Cousins in Binary Tree - Tree - Easy - LeetCode

Cousins in Binary Tree - Tree - Easy - LeetCode

In a binary tree, the root node is at depth 0, and children of each depth k node are at depth k+1.

Two nodes of a binary tree are cousins if they have the same depth, but have different parents.

We are given the root of a binary tree with unique values, and the values x and y of two different nodes in the tree.
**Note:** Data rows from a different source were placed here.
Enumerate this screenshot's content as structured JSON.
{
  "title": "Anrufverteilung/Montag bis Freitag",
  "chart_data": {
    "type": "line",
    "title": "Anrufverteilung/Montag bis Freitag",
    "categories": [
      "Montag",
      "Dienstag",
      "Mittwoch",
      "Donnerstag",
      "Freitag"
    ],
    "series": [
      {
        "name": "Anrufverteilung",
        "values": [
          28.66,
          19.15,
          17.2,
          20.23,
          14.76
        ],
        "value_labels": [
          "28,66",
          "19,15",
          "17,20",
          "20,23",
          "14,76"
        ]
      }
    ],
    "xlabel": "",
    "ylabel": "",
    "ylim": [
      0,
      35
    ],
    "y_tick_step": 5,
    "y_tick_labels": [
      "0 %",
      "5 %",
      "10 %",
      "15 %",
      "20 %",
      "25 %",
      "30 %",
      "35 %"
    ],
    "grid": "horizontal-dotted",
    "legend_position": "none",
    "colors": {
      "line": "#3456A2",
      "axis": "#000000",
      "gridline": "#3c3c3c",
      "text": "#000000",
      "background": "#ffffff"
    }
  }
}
Return true if and only if the nodes corresponding to the values x and y are cousins.

 

Example 1:


Input: root = [1,2,3,4], x = 4, y = 3
Output: false
Example 2:


Input: root = [1,2,3,null,4,null,5], x = 5, y = 4
Output: true
Example 3:

 

Input: root = [1,2,3,null,4], x = 2, y = 3
Output: false
 

Constraints:

The number of nodes in the tree will be between 2 and 100.
Each node has a unique integer value from 1 to 100.

/**
 * Definition for a binary tree node.
 * public class TreeNode {
 *     public int val;
 *     public TreeNode left;
 *     public TreeNode right;
 *     public TreeNode(int val=0, TreeNode left=null, TreeNode right=null) {
 *         this.val = val;
 *         this.left = left;
 *         this.right = right;
 *     }
 * }
 */
public class Solution {
    public bool IsCousins(TreeNode root, int x, int y) {
        if(root == null){
            return false;
        }
        
        var queue = new Queue<TreeNode>();
        queue.Enqueue(root);
        while(queue.Count()>0){
            int count = queue.Count();
            bool foundx = false;
            bool foundy = false;
            while(count-->0){
                var node = queue.Dequeue();
                if(node.val==x){
                    foundx=true;
                }
                if(node.val==y){
                    foundy=true;
                }         
                
                if(node.left != null && node.right != null){
                    if(node.left.val ==x && node.right.val == y){
                        return false;
                    }
                    if(node.right.val==x && node.left.val==y){
                        return false;
                    }
                }
                
                if(node.left != null){
                    queue.Enqueue(node.left);
                }
                if(node.right != null){
                    queue.Enqueue(node.right);
                }
                            
            }
            if(foundx && foundy)
            {
                return true;
            }
        }
        
        return false;
    }
}

Time Complexity: O(n)

Space Complexity: O(height)